How has life, and the way we date, changed since Rhonda and Arthur met and married? This couple, my inspiring parents-in-law, Stevens loving Mum and Dad, and wonderful grandparents to my children married on 1 October 1955, 60 years ago.
They met on a blind date. For those of you that don’t know what that is, it’s where friends set up a date for you with someone you don’t know. Kind of similar to Tinder except you didn’t get to stalk their Facebook page to see what they looked like.
Rhonda and Arthur courted. The definition of courting for their time would have been “be involved with (someone) romantically, with the intention of marrying”. The urban dictionary today gives the definition as “traditionally courting would include no sexual activity but today that is not usually followed”. I didn’t ask them which definition they followed, and I don’t ask my kids which kind of courting they do either.
Sixty years ago they couldn’t ring each other on their mobile phones and Rhonda didn’t even have a home phone. Arthur had to call her neighbours if he wanted to talk to her. They would yell out across the fence to Rhonda who would rush over to take his call. The only other way he had of contacting her was to drop in on the way home from work to arrange a date.
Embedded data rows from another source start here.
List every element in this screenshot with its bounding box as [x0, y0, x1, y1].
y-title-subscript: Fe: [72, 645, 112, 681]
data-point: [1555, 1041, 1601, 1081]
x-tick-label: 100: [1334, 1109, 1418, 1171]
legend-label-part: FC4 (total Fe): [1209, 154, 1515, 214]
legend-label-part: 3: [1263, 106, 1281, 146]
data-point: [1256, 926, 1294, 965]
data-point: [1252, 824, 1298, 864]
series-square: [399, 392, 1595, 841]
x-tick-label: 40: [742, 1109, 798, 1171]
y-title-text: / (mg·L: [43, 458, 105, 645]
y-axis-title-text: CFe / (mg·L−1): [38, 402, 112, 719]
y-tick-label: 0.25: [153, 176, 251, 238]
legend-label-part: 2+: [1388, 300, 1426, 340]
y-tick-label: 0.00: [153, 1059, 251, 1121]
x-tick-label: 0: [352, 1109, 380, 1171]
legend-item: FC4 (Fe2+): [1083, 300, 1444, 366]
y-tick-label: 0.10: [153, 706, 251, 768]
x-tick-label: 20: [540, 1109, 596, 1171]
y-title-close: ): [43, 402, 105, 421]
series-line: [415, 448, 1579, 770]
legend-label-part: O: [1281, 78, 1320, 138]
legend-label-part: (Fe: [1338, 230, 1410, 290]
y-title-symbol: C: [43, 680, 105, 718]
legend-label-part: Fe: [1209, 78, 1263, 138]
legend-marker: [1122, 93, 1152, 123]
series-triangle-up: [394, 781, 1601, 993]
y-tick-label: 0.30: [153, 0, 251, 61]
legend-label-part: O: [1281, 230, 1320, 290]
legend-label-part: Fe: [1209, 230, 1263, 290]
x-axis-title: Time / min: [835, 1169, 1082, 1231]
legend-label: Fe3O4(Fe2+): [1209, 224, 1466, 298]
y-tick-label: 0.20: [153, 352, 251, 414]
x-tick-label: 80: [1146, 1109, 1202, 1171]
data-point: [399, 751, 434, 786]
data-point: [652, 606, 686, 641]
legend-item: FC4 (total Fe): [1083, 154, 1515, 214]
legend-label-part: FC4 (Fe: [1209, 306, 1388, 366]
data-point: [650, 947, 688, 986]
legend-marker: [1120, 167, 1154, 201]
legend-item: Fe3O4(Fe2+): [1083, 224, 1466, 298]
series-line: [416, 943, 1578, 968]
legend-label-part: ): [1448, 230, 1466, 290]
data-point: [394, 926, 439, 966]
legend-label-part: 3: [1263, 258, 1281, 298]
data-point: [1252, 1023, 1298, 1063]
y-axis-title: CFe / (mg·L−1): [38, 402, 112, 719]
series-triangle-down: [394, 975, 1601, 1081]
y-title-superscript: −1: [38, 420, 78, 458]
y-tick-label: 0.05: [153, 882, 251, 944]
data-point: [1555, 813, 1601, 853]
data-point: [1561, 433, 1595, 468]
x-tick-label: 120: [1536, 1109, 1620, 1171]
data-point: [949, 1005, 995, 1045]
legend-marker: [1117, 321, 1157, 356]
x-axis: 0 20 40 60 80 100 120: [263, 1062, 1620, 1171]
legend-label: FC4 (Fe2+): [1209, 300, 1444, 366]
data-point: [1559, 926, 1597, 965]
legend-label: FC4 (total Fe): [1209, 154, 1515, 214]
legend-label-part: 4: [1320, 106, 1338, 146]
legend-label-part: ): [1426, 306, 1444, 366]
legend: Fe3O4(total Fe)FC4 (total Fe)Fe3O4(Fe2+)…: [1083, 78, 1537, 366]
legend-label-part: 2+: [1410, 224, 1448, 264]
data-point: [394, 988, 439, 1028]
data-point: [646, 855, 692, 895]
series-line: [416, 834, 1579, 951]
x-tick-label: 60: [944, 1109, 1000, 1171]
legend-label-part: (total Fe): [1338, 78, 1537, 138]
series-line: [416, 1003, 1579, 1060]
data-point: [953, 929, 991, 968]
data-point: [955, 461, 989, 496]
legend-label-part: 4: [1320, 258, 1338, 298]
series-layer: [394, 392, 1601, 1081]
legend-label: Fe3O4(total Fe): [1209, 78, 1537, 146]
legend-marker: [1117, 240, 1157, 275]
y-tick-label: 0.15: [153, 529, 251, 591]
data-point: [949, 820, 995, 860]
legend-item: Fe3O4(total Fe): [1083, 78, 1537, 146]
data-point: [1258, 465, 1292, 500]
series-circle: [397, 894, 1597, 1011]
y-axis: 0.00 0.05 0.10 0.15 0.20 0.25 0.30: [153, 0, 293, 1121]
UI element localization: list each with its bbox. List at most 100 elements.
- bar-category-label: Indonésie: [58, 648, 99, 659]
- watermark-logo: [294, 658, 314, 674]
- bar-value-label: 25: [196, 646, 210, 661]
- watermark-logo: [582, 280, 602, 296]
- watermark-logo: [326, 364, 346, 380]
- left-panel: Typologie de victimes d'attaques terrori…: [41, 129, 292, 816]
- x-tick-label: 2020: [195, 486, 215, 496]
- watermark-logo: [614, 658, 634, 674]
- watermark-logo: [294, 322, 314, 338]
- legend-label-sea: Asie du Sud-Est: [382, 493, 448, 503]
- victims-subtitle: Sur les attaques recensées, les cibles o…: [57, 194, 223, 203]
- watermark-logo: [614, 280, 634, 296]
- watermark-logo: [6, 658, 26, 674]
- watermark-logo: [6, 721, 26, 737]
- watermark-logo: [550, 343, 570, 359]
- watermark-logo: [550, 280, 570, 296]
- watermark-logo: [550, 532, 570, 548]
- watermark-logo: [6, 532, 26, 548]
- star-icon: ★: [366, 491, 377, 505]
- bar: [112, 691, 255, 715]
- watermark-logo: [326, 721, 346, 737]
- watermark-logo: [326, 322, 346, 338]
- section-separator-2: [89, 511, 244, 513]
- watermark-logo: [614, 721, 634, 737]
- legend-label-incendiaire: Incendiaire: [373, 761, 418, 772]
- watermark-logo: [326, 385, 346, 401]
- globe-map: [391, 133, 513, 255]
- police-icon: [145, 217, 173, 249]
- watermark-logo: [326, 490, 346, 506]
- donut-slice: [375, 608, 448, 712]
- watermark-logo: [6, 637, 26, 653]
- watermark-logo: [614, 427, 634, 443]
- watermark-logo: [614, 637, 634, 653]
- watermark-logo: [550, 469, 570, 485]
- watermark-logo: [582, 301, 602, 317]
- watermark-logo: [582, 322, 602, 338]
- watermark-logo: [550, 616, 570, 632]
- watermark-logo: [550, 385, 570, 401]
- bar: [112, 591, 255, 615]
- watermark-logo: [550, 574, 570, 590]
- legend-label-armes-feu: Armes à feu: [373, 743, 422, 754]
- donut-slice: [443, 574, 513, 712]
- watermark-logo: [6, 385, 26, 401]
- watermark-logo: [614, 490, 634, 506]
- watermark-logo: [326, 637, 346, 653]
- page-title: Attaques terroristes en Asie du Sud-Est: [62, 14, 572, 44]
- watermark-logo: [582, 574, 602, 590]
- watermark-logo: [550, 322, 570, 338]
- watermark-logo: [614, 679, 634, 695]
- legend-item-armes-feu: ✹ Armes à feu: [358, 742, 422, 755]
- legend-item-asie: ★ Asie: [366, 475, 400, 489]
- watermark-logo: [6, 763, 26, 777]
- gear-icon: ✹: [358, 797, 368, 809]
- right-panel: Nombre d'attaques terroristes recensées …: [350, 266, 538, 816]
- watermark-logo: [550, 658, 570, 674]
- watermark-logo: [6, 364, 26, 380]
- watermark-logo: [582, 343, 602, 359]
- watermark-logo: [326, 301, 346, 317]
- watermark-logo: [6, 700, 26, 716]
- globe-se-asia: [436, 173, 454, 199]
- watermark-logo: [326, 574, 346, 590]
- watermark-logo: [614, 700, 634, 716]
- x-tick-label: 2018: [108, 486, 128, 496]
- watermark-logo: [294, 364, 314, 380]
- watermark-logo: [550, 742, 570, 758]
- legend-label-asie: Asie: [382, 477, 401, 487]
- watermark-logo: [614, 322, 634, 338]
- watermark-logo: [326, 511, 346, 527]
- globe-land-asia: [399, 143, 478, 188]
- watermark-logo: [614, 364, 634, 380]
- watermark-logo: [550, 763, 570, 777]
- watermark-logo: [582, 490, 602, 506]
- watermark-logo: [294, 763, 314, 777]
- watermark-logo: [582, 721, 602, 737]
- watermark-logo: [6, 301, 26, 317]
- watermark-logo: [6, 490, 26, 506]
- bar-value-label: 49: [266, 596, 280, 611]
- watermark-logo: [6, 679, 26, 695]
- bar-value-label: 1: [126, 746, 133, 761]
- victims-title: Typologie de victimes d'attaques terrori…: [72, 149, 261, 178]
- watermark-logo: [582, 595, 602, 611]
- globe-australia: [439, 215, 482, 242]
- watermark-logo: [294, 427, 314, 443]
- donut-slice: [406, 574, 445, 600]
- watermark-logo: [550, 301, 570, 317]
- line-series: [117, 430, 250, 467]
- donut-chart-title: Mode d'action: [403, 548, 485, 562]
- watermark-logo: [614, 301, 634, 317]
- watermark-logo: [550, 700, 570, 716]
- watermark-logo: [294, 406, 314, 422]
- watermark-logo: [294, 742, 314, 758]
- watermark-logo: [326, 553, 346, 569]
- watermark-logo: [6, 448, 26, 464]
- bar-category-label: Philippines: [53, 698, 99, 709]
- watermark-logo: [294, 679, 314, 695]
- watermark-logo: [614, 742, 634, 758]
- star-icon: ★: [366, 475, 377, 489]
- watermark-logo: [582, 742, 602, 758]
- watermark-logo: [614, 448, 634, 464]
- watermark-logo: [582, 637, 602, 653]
Rhonda was only 17 years old when they met and Arthur just 19. Life was not as liberal for teenagers as it is now, and in those days the young couple had to contrive any excuses they could to meet up. They both joined the church fellowship as an excuse to go out. Arthur was in Boy Scouts and Rhonda was in the Girl Guides, and sometimes, their joint activities were an opportunity to meet. Once their dating involved raising money in a minstrel show (Rhonda sang in the choir) and the £100 raised was used to buy a lawnmower for the church. Music and community has remained an important part of their lives.
Rhonda remembers one of her first dates with Arthur was accompanying him on a work job to a farm. Arthur was an apprentice electrician and fixed milking machines. “I’ve been going with him to fix something for 60 years. Our car got stuck in the mud, I didn’t drive then but he taught me later. He told me to get in the car and accelerate, well I did. Mud splattered all over his hand knitted Fairisle jumper. Eventually the farmer had to pull us out with his horse.” That farm machinery business provided Rhonda and Arthur with a livelihood for their family for most of their lives. Even when I first met them, 30 years later, sometimes she would still go out with him to the farm while he fixed a water pump or a milking machine.
Early on in their relationship they went to Kangaroo Valley and listened to Head of the River rowing races on the radio. Rhonda had a chocolate ice-cream and Arthur’s choice of flavour was strawberry. When they stop for an ice-cream these days their choices are still the same.
Arthur partnered Rhonda at her Country Women’s Association (CWA) debutant ball. The balls were a tradition of the time where a young lady, who had reached the age of maturity, was introduced to society at a formal “debut” presentation. This was an important social event in Nowra. All the debutants wore white dresses and Rhonda’s Aunty Margaret made her dress. Prior to the ball the debutants practised their walk and curtsey which was part of their presentation to the dignitaries. Arthur wore a bow tie, a flower in his button hole and one of his father’s old dinner suits. He and the other boys lined up to meet and present their debutants at the ball. The couples partnered each other in sober ballroom dances as no alcohol was served on the night. How wonderful to romance each other without the false courage of alcohol. Arthur was more of an uptown boy and Rhonda more of a downtown girl. At the ball Arthurs parents were among the dignitaries, as his mother was a stalwart of the CWA, and Rhonda’s parents were upstairs in the spectator gallery. Arthur’s parents were tradionalists, they laid the table formally for dinner every night and said grace at every meal. Rhonda remembers feeling quite intimidated by them, particularly his mother who was a Commissioner in the Girls Guides. In contrast Rhonda’s parents were more relaxed and welcomed Arthur with open arms, seeing him as the golden boy.
Arthur asked Rhonda’s father for permission to marry her and with his blessing the young couple were married at All Saints Anglican Church Nowra with 100 family members and friends there to celebrate. Neil and Janice, who would remain lifelong friends, along with young cousin Glenda made up the bridal party. The honeymoon was spent in New Zealand and the couple were driven by Neil to Sydney for their flight. He drove the Vanguard Ute through the pouring rain, stopping for a hamburger on the way. Rhonda was dressed in lovely going away suit and her grandmother said she looked like a “yard of pump water”. I’m guessing that was a compliment.
Arthur had been given a block of land by his grandmother, and while they were not rich they had more than most. Surrounded by support from both families they built a strong and enduring relationship which nurtured three children, six grandchildren and will flow on to one soon to be great granddaughter.
Wherever you are around the world, raise your glasses and propose a toast, to Rhonda and Arthur, and to their young love which has lasted for more than 60 years.